Span-Level Linguistic Analysis

Through log-likelihood shift analysis, representative text spans strongly aligned with each reasoning vector are isolated. Deductive vectors highlight causal connectives (therefore, since), inductive vectors focus on generalization cues, and abductive vectors attend to plausibility/uncertainty expressions. This further supports the semantic specificity of steering.

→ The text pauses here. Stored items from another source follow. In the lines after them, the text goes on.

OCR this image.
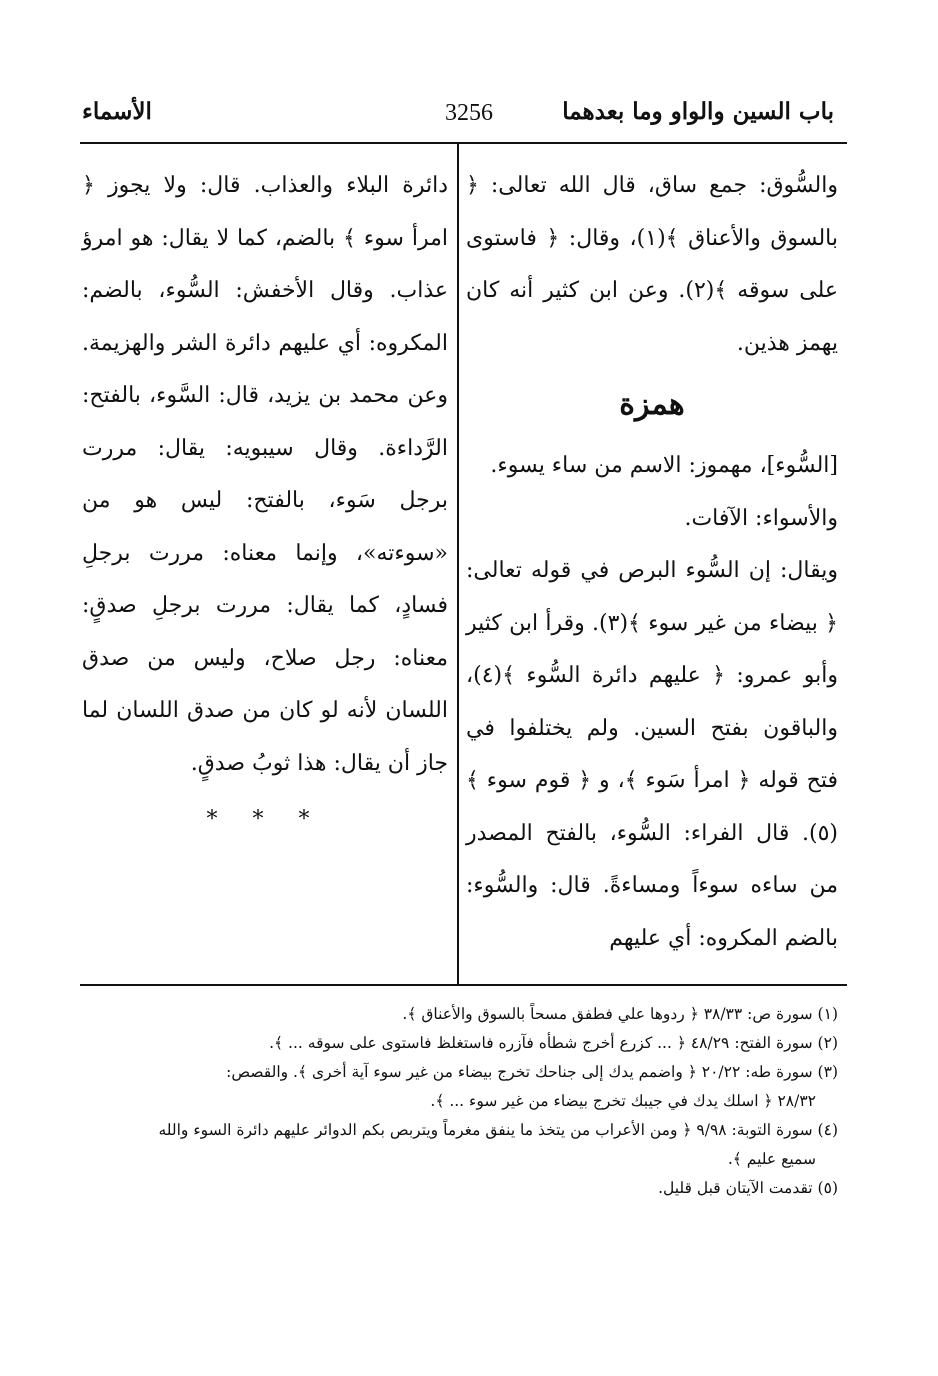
باب السين والواو وما بعدهما
3256
الأسماء

والسُّوق: جمع ساق، قال الله تعالى: ﴿ بالسوق والأعناق ﴾(١)، وقال: ﴿ فاستوى على سوقه ﴾(٢). وعن ابن كثير أنه كان يهمز هذين.

همزة

[السُّوء]، مهموز: الاسم من ساء يسوء.

والأسواء: الآفات.

ويقال: إن السُّوء البرص في قوله تعالى: ﴿ بيضاء من غير سوء ﴾(٣). وقرأ ابن كثير وأبو عمرو: ﴿ عليهم دائرة السُّوء ﴾(٤)، والباقون بفتح السين. ولم يختلفوا في فتح قوله ﴿ امرأ سَوء ﴾، و ﴿ قوم سوء ﴾(٥). قال الفراء: السُّوء، بالفتح المصدر من ساءه سوءاً ومساءةً. قال: والسُّوء: بالضم المكروه: أي عليهم

دائرة البلاء والعذاب. قال: ولا يجوز ﴿ امرأ سوء ﴾ بالضم، كما لا يقال: هو امرؤ عذاب. وقال الأخفش: السُّوء، بالضم: المكروه: أي عليهم دائرة الشر والهزيمة. وعن محمد بن يزيد، قال: السَّوء، بالفتح: الرَّداءة. وقال سيبويه: يقال: مررت برجل سَوء، بالفتح: ليس هو من «سوءته»، وإنما معناه: مررت برجلِ فسادٍ، كما يقال: مررت برجلِ صدقٍ: معناه: رجل صلاح، وليس من صدق اللسان لأنه لو كان من صدق اللسان لما جاز أن يقال: هذا ثوبُ صدقٍ.

* * *

(١) سورة ص: ٣٨/٣٣ ﴿ ردوها علي فطفق مسحاً بالسوق والأعناق ﴾.

(٢) سورة الفتح: ٤٨/٢٩ ﴿ ... كزرع أخرج شطأه فآزره فاستغلظ فاستوى على سوقه ... ﴾.

(٣) سورة طه: ٢٠/٢٢ ﴿ واضمم يدك إلى جناحك تخرج بيضاء من غير سوء آية أخرى ﴾. والقصص:

٢٨/٣٢ ﴿ اسلك يدك في جيبك تخرج بيضاء من غير سوء ... ﴾.

(٤) سورة التوبة: ٩/٩٨ ﴿ ومن الأعراب من يتخذ ما ينفق مغرماً ويتربص بكم الدوائر عليهم دائرة السوء والله

سميع عليم ﴾.

(٥) تقدمت الآيتان قبل قليل.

Theoretical and Practical Implications

These findings have several implications:

  • Theoretical: The geometric independence of LLM reasoning representations contradicts cognitive models, suggesting representational divergence between deep learning and human reasoning despite similar observable outputs. The proposed refinement regime improves alignment with cognitive expectations, but the independence prior to intervention is notable.
  • Interpretability: The successful extraction and manipulation of reasoning vectors via linear probes and subspace methods supports the burgeoning field of mechanistic transparency in foundation models. SAE-based analyses identify explicit semantic features, opening routes for deeper interpretability work and circuit-level tracing.
  • Practical: Complementary steering provides a mechanism for controllable, compositional reasoning enhancement across tasks, improving model robustness and generalization. The approach can potentially inform better LLM architectural designs, calibration protocols, or tailored instruction tuning strategies for complex reasoning workloads.

Future Directions

Potential research avenues include:

  • Extending complementary subspace refinement to finer-grained or hybrid reasoning categories (e.g., analogical, counterfactual).
  • Generalizing to multilingual and multimodal models.
  • Systematically mapping reasoning dynamics across more diverse architectures and broader cognitive benchmarks.
  • Leveraging this framework for targeted model editing, interpretability, and alignment interventions.

Conclusion

The paper rigorously establishes that deductive, inductive, and abductive reasoning knowledge can be linearly isolated in LLM activation space—with initial findings indicating orthogonality, in conflict with human cognitive integration. The introduction of SAE-guided complementary refinement induces improved reasoning transfer, interpretability, and task performance, and yields a practical mechanism for more cognitively plausible, controllable reasoning in LLMs. These insights are a substantive contribution to the understanding and engineering of flexible, interpretable reasoning modules within large-scale neural LLMs.